И так далее, и так далее. И ещё что-нибудь, и потом ещё что-то. Каждый вечер, каждый вечер, ночь и вечер, и утро, когда никого не знаю и не вижу – славно! Хорошо молча воображать себя на краю света, растекаться под пристальными созвездиями, оставаясь в пьянящем неведении медлительного обручения с собой, ибо радостно мне растворяться вместе с неисчерпаемой ложью в незыблемой и непреложной правде, которая впоследствии, утрачивая черты случайности, воплотится в пустом, в пустоте – в истине.

Стоит ли говорить, что ничего про ложь, про правду, про все эти фокусы, которые скрашивают теперь моё ожидание, оттеняют его, придавая ему некоторую многомерность, объёмность, я не знал: ни когда проводил дни и ночи на крыше в саду, доводя тело до исступлённого оцепенения, готового ежесекундно разорвать его, ни когда, много позднее, стоял у стены крохотного, доживающего последние годы магазинчика на Бессарабке, который открывался раньше всех подобных магазинов на всём белом свете.

К половине седьмого со всех концов города тянулись к нему алчущие вокзальные нищие, смахивающие на чумаков студенты театрального института, обращавшиеся друг к другу непременно на «вы», употреблявшие чистейшую «мову», в которой весьма своеобразно, на манер золотых рыбок в тинистых прудах, мелькали иноязычные фамилии, и, казалось, что на каком-то лихом празднике присутствуем мы, где, насытившись тучными дарами воды и земли – то ли скуки ради, то ли исходя из неведомых нам соображений, на сковородку бросаются вот эти золотые рыбки, заведомо неспособные насытить своей скудной плотью чумацкие грохочущие желудки, скомканные жесточайшим похмельем.

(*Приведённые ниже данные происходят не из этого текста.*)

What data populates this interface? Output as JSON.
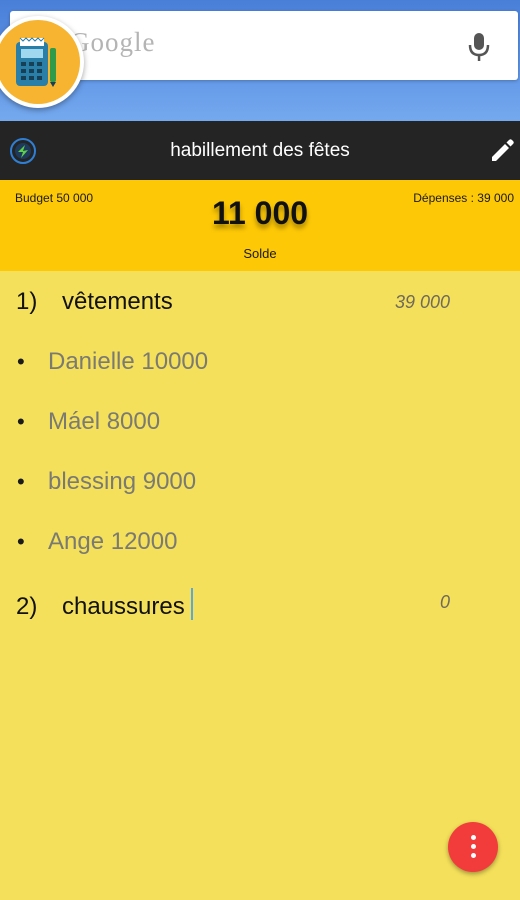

К семи часам прибывали просто любители повеселиться с утра и одинокие плохо причёсанные женщины, иногда рассеяно сжимающие в руках части своего туалета. Чаще всего у них были лиловатые губы… А потом одутловатые таксисты – вестники нелепых ужасов, а за ними высокого роста оперные баритоны в измятых, давно не модных галстуках.

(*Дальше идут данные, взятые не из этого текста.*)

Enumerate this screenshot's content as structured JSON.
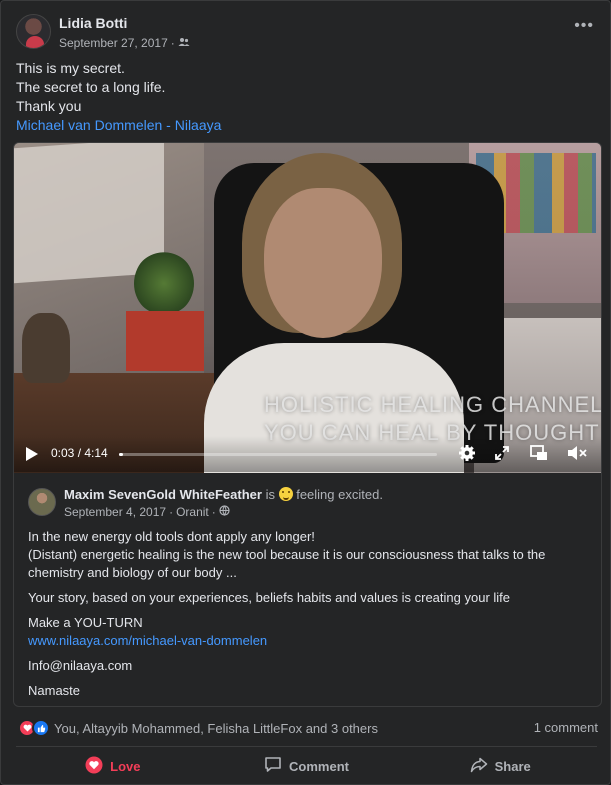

Некоторых я уже довольно хорошо знал. Не первое утро проводил я в этих местах. С иными состоял, что называется, в приятельских отношениях. Должно заметить, что несмотря на коммуникабельность и лёгкость в обращении упомянутой публики, близость дружеская достигалась с большим трудом, и если бы не влияние Александра, кто знает – был бы ли я принят в клан ранних птиц, как равный…

О, всё остальное слагалось из непритязательности вкусов, безмятежности голубеющего небосвода, занимавшегося с одного края жёлто-розовым зноем, теснящим бледнеющую зелень, чьи перья так тонко и высоко висели над городом, из общих интересов, а также из тщательно скрываемого под радушием и забубенностью сознания избранности, аристократической непоколебимой уверенности в неизбежности именно этой жизни; хотя, возможно, – обыкновенное усталое равнодушие, ангелическое равнодушие…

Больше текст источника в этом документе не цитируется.